Carte de vents (flèches) et de températures (couleurs) issu d’un modèle de circulation générale d’un Jupiter-chaud. Le point substellaire est à la longitude zéro. On voit que la circulation est dominée par des vents allant d’ouest en est. De plus l’hémisphère le plus chaud est décalé d’une vingtaine de degrés vers l’est par rapport au point substellaire. Crédits : V. Parmentier/OCA/CNRS/Université Nice Sophia Antipolis.
Le côté « jour » des Jupiter-chauds, perpétuellement éclairé, est plusieurs centaines de degrés plus chaud que le côté nuit, plongé dans l’ombre. Le contraste de températures entre le jour et la nuit est telle que certaines espèces peuvent être stable du côté jour, mais être forcées à condenser du côté nuit. C’est, par exemple, le cas des silicates (le verre), des oxydes de fer ou bien des oxydes de titane. De plus, sur ces planètes, des vents soufflant d’ouest en est transportent le gaz du côté jour au côté nuit en moins de 24h. Quel est le devenir des espèces qui sont transportées et condensent côté nuit ? Si elles pleuvent trop profond dans l’atmosphère, elles disparaissent rapidement, du côté nuit comme du côté jour de la planète. Par contre, si la circulation atmosphérique est assez puissante pour les ramener dans la haute atmosphère, elles restent disponibles à la fois pour être observées côté jour et pour former des nuages côté nuit. Plus les flocons côté nuit sont gros, plus ils chutent vite dans l’atmosphère et plus il devient difficile pour la circulation atmosphérique de les ramener dans l’atmosphère visible. En utilisant un modèle de circulation générale de l’atmosphère d’un Jupiter-chaud, les auteurs de cette étude ont montré que si un composé gazeux condense dans des particules de plus de quelques microns, il devrait rapidement disparaître de l’atmosphère visible et être stocké dans les profondeurs inobservables de la planète. Au contraire, si la taille des condensats est plus petite que le micromètre, une brume pourrait se maintenir dans la haute atmosphère.

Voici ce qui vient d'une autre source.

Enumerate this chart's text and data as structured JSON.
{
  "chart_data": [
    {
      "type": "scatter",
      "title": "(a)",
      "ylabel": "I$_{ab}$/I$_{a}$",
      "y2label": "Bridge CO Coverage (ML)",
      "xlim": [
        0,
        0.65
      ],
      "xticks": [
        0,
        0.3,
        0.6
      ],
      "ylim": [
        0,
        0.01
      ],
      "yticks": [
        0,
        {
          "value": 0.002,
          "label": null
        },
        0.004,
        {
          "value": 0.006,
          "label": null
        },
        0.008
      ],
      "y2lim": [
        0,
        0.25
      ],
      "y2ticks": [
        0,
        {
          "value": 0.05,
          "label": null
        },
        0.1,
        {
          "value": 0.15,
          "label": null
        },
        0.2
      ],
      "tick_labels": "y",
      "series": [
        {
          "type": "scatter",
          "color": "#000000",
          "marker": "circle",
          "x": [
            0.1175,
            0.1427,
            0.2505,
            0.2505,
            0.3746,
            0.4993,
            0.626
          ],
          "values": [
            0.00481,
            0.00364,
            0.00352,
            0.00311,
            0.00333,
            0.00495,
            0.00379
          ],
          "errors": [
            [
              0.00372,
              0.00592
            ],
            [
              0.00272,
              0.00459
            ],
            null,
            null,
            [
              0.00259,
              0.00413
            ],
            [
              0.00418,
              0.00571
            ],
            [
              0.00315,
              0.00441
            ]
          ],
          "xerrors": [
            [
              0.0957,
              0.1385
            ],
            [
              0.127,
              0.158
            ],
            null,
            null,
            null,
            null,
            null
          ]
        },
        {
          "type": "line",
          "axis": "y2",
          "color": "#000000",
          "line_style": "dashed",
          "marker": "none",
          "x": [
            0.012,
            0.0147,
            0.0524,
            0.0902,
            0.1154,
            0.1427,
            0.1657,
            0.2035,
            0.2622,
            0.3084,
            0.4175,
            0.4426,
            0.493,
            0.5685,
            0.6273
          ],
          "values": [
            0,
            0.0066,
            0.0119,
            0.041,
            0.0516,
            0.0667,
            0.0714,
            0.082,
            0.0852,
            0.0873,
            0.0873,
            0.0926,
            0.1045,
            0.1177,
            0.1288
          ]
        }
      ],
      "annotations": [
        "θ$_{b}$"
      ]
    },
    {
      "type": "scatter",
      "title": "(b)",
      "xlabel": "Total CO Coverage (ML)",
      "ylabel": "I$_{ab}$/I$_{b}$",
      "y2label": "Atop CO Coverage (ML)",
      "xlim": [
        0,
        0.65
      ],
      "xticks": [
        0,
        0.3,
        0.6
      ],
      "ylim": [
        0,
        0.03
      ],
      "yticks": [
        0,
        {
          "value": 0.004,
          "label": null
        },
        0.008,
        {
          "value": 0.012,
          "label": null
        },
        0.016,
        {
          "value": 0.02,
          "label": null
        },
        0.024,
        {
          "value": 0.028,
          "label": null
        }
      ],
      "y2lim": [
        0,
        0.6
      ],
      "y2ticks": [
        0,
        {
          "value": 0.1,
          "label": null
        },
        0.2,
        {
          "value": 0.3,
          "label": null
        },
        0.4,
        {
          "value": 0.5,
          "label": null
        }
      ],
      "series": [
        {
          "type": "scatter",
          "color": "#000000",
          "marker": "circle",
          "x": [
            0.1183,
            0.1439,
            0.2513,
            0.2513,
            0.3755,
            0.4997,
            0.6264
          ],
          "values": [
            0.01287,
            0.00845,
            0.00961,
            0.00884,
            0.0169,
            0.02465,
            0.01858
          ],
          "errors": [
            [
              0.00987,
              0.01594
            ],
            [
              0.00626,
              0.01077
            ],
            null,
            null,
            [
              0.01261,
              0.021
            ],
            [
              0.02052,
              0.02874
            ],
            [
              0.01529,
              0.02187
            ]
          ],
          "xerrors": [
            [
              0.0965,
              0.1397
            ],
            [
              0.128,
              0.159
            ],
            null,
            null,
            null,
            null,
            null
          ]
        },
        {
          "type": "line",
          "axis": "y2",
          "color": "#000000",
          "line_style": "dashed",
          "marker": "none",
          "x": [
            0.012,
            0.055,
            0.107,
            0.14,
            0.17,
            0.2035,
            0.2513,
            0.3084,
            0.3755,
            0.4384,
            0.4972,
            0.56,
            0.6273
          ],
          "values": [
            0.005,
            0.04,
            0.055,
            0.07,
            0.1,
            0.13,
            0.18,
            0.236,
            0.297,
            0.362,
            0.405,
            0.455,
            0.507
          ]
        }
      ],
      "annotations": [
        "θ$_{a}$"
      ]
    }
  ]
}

Vue d’artiste de l’exoplanète Kepler-7b. Bien que possédant un rayon 1,5 fois plus grand que Jupiter, Kepler-7b est deux fois moins massive. Crédits : NASA/JPL-Caltech/MIT
Certaines observations sont venues confirmer la présence de nuages sur tout ou parties de certains Jupiter-chauds. Par exemple, une brume couvrant l’intégralité de la planète HD189733b, composée de particules d’au maximum un dixième de micromètre a été découverte en mesurant la lumière transmise par la planète durant son transit(1) et, plus récemment, en mesurant la lumière de l’étoile réfléchie par la planète(2). A contrario, sur Kepler-7b, un autre Jupiter-chaud, des nuages ont été découverts dans la partie ouest du côté jour mais pas dans la partie est(3). Comme pour la plupart des Jupiter-chauds, la circulation atmosphérique de Kepler-7b est dominée par des vents rapides d’ouest en est. L’ouest du côté jour est composé d’air froid et nuageux en provenance du côté nuit tandis que l’est du côté jour est composé d’air chaud et transparent en provenance du point substellaire ce qui favorise un ciel couvert à l’ouest mais un ciel clair à l’est du point substellaire.
Dans le futur, la mission spatial EChO(4) pourra, si elle est sélectionnée, cartographier des dizaines de Jupiter-chauds dans une centaine de longueurs d’onde différentes, permettant une compréhension plus profonde de la météo des planètes extra-solaires.
Vivien Parmentier, Laboratoire Lagrange (Observatoire de la Côte d’Azur/CNRS/Université Nice Sophia-Antipolis)vivien.parmentier@oca.eu, 04 92 00 30 81.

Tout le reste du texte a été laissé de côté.